L’Autority, tuttavia, interviene a puntualizzare, innanzitutto, che le imprese di cui sopra allorché intendano comunque acquisire l’attestazione di qualificazione potranno avere la propria sede in uno Stato UE senza la necessità di assumere la “residenza” in Italia oppure di trasferirvi la sede dell’amministrazione o l’oggetto principale dell’attività (ex art. 25 della legge 218/1995), o di istituire una sede secondaria con rappresentanza stabile (ex art. 2506 c.c.), ed, inoltre, chiarisce che è possibile – sempre per le stesse imprese stabilite negli Stati aderenti all’Unione europea – documentare alla SOA i requisiti di ordine generale e quelli di ordine speciale, necessari per l’attestazione richiesta, con le stesse modalità e con la medesima documentazione che è ammessa per la qualificazione “in gara” – e, quindi, attraverso la documentazione rilasciata secondo le normative vigenti nei rispettivi paesi -.
Tali documenti sono, in particolare, ricavabili – per quanto attiene i requisiti di ordine generale – dall’art. 24, commi 2 e 3 della direttiva 93/37/CEE, mentre per i requisiti di ordine speciale rilevano i bilanci (depositati presso il registro professionale dello Stato di stabilimento), la documentazione scolastica e/o professionale del direttore tecnico ed i certificati concernenti i lavori eseguiti dall’impresa, ex art. 26 e 27 della direttiva 93/37/CEE.
Le imprese extracomunitarie, non rientrando nelle ipotesi tassativamente individuate dall’art. 3, comma 6 e 7, del regolamento di qualificazione, – secondo quanto disposto dall’art. 1, comma 3, del D.P.R. n. 34/2000 -, devono possedere necessariamente l’attestazione di qualificazione rilasciata a norma del D.P.R. n. 34/2000.
Ebbene, al riguardo, l’Autorità sottolinea che queste imprese, al fine di ottenere l’attestazione, possono assumere indifferentemente o la residenza in Italia trasferendo la sede dell’amministrazione oppure l’oggetto principale dell’attività (ex art. 25 della legge), o ancora istituire in Italia una sede secondaria con rappresentanza stabile (ex art. 2506).
Al contrario, non è ritenuta sufficiente l’apertura di una semplice unità locale che non abbia le caratteristiche della sede secondaria.
E’ da richiamare, infine, l’attenzione sull’intervento dell’Autorità in merito ad una ipotesi particolare sottoposta alla sua attenzione: il caso in questione riguarda le modalità per ottenere la certificazione dei lavori eseguiti all’estero ed, in particolare, in paesi dove non esiste il Consolato Italiano o non si sia in grado di individuare un tecnico di fiducia dello stesso.
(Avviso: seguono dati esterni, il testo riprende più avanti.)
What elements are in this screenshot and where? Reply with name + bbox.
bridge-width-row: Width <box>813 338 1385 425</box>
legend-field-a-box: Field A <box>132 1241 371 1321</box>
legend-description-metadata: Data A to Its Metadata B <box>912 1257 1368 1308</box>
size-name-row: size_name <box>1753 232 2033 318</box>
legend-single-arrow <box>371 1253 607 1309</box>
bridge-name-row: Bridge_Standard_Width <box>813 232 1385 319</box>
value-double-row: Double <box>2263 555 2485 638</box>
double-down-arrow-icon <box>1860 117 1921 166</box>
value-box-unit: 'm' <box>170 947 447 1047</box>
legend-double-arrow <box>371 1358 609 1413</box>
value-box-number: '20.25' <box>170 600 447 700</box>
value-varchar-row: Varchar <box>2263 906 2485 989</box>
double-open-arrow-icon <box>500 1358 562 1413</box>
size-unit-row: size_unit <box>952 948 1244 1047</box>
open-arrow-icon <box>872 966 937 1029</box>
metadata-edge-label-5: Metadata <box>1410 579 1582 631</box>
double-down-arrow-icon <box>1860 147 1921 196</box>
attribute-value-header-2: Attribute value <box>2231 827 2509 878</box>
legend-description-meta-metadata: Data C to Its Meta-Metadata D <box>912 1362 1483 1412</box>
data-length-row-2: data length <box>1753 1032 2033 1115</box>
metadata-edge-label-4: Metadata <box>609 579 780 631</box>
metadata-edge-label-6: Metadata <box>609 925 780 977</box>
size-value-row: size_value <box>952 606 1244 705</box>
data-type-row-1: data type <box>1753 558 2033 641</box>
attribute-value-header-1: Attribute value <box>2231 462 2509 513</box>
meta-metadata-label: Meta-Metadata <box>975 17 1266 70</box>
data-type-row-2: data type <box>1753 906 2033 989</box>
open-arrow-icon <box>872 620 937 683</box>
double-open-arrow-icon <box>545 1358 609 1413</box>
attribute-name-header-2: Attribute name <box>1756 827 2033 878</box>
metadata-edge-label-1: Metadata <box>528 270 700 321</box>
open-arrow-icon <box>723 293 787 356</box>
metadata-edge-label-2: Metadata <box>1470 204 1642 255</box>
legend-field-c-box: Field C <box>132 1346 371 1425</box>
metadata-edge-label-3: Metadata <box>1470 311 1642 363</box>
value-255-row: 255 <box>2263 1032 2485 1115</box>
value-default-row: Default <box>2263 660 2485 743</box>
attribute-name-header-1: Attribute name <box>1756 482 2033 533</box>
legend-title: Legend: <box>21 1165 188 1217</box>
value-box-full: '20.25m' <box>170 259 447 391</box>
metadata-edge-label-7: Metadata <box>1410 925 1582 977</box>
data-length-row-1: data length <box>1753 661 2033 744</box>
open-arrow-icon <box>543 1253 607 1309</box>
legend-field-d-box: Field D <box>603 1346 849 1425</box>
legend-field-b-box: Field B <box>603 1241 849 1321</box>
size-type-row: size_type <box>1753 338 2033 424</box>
Sul punto, l’Autority afferma che “per i lavori eseguiti all’estero, per i quali il Consolato italiano dovrebbe procedere al rilascio della certificazione dei lavori, valgono le seguenti disposizioni:
– il tecnico di fiducia del consolato può essere il tecnico che ha diretto i lavori, a meno che non vi siano ragioni ostative;
– il valore attribuito al visto del Consolato è limitato a certificare la data e la veridicità delle firme sul documento;
– il certificato, può essere in lingua diversa da quella italiana, ma tradotto con traduzione giurata;
– il tecnico di fiducia può essere di nazionalità diversa da quella italiana;
– la retribuzione del tecnico deve essere a carico dell’impresa che richiede la certificazione, sul presupposto che non vi sono ragioni per porre l’onere in capo al Ministero degli Esteri;
– ove non esiste nel Paese né Consolato Italiano, né Ambasciata Italiana, l’Autorità, su richiesta dell’impresa che richiede la certificazione, richiederà al Ministero degli Esteri la sede diplomatica alternativa.”